Project Daytona — a set of tools for working with Big Data, from Microsoft Research

Microsoft has developed an iterative MapReduce runtime for Windows Azure, code-named “Daytona”. Project Daytona is designed to support a wide class of data analytics and machine learning algorithms. It can scale out to hundreds of server cores for analysis of distributed data.

SoftElegance has started to explore this new data analysis and processing framework under the SoftElegance Research Lab initiative which officially will be started next month.

Project Daytona was developed as part of the eXtreme Computing Group’s Cloud Research Engagement Initiative. The project Daytona MapReduce Runtime for Windows Azure was developed for the organizations who have large and growing data collections and need tools to find signals in data and uncover insights.

There are a number of use cases for Project Daytona, such as for data analysis, machine learning, financial analysis, text processing, indexing, and search. Almost any application that involves data manipulation and analysis can take advantage of Project Daytona to scale out processing on Windows Azure.

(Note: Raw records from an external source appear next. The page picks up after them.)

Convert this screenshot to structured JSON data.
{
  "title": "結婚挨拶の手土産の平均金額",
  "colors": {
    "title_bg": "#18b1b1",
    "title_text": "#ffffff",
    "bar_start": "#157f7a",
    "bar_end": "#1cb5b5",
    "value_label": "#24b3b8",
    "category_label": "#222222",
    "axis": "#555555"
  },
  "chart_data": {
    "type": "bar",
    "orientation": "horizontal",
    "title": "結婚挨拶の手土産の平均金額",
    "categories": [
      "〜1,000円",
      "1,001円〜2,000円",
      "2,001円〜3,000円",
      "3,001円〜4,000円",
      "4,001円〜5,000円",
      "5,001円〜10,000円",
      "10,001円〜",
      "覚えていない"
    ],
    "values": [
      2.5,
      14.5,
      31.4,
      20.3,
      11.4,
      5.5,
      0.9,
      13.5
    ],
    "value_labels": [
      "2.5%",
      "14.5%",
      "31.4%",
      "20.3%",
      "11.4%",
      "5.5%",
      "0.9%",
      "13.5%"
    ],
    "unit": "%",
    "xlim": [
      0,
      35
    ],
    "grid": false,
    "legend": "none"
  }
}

If you are already interested you can download Project Daytona, already including examples ‘KMeansClustering’, ‘OutlierDetection’, and ‘WordCount’.

MapReduce

Daytona is iterative MapReduce runtime on Windows Azure platform. MapReduce is a software framework introduced to support distributed computing on large data sets on cluster computers. It was designed for processing huge datasets on certain kinds of distributable problems using a large number of computers, collectively referred to as a cluster (if all nodes use the same hardware) or as a grid (if the nodes use different hardware). Computational processing can occur on data stored either in a filesystem (unstructured) or within a database (structured).

Daytona vs Hadoop, and other Microsoft’s alternatives

Definitely Daytona provides an alternative to Apache Hadoop. Together with Windows Azure Table Storage, which is similar to Google’s BigTable or Hadoop’s data store Apache HBase.

Also MS has recently released the second beta of its other Hadoop alternative LINQ to HPC, or Dryad. Instead of Daytona’s cloud algorithms and deployment, LINQ/Dryad enables developers to use Visual Studio to create analytics applications for big data sets.

Conclusion. Some words about Daytona

Roger Barga, an architect in the eXtreme Computing Group:

‘Daytona’ has a very simple, easy-to-use programming interface for developers to write machine-learning and data-analytics algorithms. They don’t have to know too much about distributed computing or how they’re going to spread the computation out, and they don’t need to know the specifics of Windows Azure.

SoftElegance will keep watching the ‘Daytona’ project and we’ll keep you informed.